Dave Henderson

Wild Planet kingpin Dave Henderson makes himself comfy in front of the quick-fire question machine

Hello Dave, where are you right now and what can you see?

“I’m in the back room of our house, which doubles as HQ for several low art related enterprises.”

So we have a peg to hang a hat on, what is it you do these days?

… cover mounted CDs for MOJO, special projects at Fire and subsidiary Earth, label manager of Righteous via Cherry Red, business affairs manager for the Deptford Northern Soul Club label via PIAS. I also publish the hauntologically challenged new music paper Mercurial Times and I’m the proprietor of the Wild Planet cassette label…”

Ah Wild Planet. Your 1980s column in Sounds…

“I did a feature gathering together the likes of SPK, DDAA and Merzbow, Nurse With Wound and Nocturnal Emissions, then mail started arriving from all over the place. The Sounds office became a stopping off point for all these strange people who found it hard to talk about what they were doing.”

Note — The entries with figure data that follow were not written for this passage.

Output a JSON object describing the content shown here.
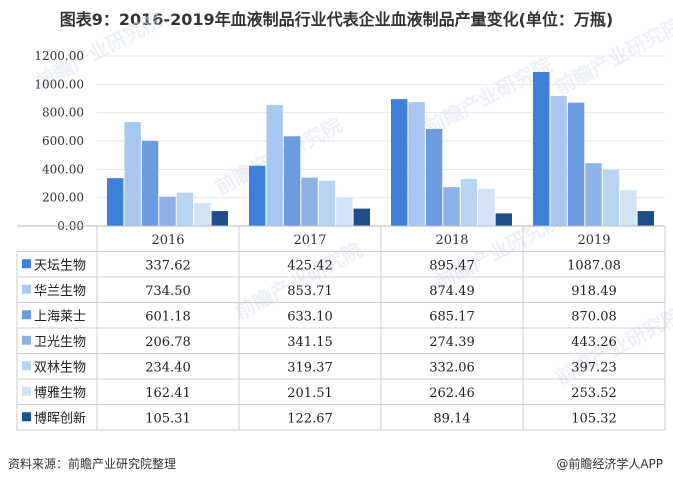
{
  "title": "图表9：2016-2019年血液制品行业代表企业血液制品产量变化(单位：万瓶)",
  "source": "资料来源：前瞻产业研究院整理",
  "credit": "@前瞻经济学人APP",
  "watermark": "前瞻产业研究院",
  "chart_data": {
    "type": "bar",
    "categories": [
      "2016",
      "2017",
      "2018",
      "2019"
    ],
    "ylim": [
      0,
      1200
    ],
    "yticks": [
      "1200.00",
      "1000.00",
      "800.00",
      "600.00",
      "400.00",
      "200.00",
      "0.00"
    ],
    "grid": true,
    "legend": "table-below",
    "series": [
      {
        "name": "天坛生物",
        "color": "#3d7fd9",
        "values": [
          337.62,
          425.42,
          895.47,
          1087.08
        ],
        "labels": [
          "337.62",
          "425.42",
          "895.47",
          "1087.08"
        ]
      },
      {
        "name": "华兰生物",
        "color": "#a9c8f0",
        "values": [
          734.5,
          853.71,
          874.49,
          918.49
        ],
        "labels": [
          "734.50",
          "853.71",
          "874.49",
          "918.49"
        ]
      },
      {
        "name": "上海莱士",
        "color": "#6b9be0",
        "values": [
          601.18,
          633.1,
          685.17,
          870.08
        ],
        "labels": [
          "601.18",
          "633.10",
          "685.17",
          "870.08"
        ]
      },
      {
        "name": "卫光生物",
        "color": "#8fb2e6",
        "values": [
          206.78,
          341.15,
          274.39,
          443.26
        ],
        "labels": [
          "206.78",
          "341.15",
          "274.39",
          "443.26"
        ]
      },
      {
        "name": "双林生物",
        "color": "#b9d3f2",
        "values": [
          234.4,
          319.37,
          332.06,
          397.23
        ],
        "labels": [
          "234.40",
          "319.37",
          "332.06",
          "397.23"
        ]
      },
      {
        "name": "博雅生物",
        "color": "#d3e3f7",
        "values": [
          162.41,
          201.51,
          262.46,
          253.52
        ],
        "labels": [
          "162.41",
          "201.51",
          "262.46",
          "253.52"
        ]
      },
      {
        "name": "博晖创新",
        "color": "#1f4e8c",
        "values": [
          105.31,
          122.67,
          89.14,
          105.32
        ],
        "labels": [
          "105.31",
          "122.67",
          "89.14",
          "105.32"
        ]
      }
    ]
  }
}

High time Wild Planet was a label then?

“A lot of people have emailed me over the years asking about this or that. In lockdown, I started playing the vast piles of vinyl, CDs and cassettes I had and was thinking, ‘Wow, this is pretty amazing, people should have a chance to hear this’. My son heard artists like Blistering Moments and thought they were very ‘now’. He has a friend who has a show on Resonance, ‘Sonic Tapestries’. Some of these releases would fit right in there. I thought there must still be people out there who might be into some of it.”

You’ve run cassette labels before, right?

“In 1978 I ran a post-punk singles label called Dining Out. We wanted to do albums, but couldn’t afford it so we did short-run cassettes, some of which have been resurrected for this project and still sound pretty out there today.”

It’s a medium that’s held its own over the years, how come?

“I think originally it was because people were freed of limitations and could do different things without incurring the expense of pressing lots of albums. Some of that certainly still remains.”

The releases are coming thick and fast. Any favourites?

“I’ve put out some public domain material for context, so the likes of Blistering Moments sitting alongside electronic pioneers appealed to me. I also wanted a few curveballs, so you have Kenyon Hopkins’ weird stuff too. So far, I love the Soylent Green record. I once played with them when their bass player was ill. They were an oddball outfit, post-punk with a Stylophone.”

We love Kid Baltan and Tom Dissevelt. Hard to believe it was made in 1959!

“It’s an amazing record, they have another one they did in 1963 which a mate gave me in a pile of stuff he thought was junk.”

There’s so much smoke and mirrors with releases these days, this is a dream come true label for fans of esoterica…

“I’m well into that. I’ve always had a soft spot for anything that sounds out of place on a song – noise, sound effects, lack of ability. It drew me to the dark side, from Spike Jones to Kim Fowley, Peanuts Wilson to Raymond Scott.”

It’s not just all you making this in your backroom is it?

“I wish it was, if only I had more time, I could really confuse people.”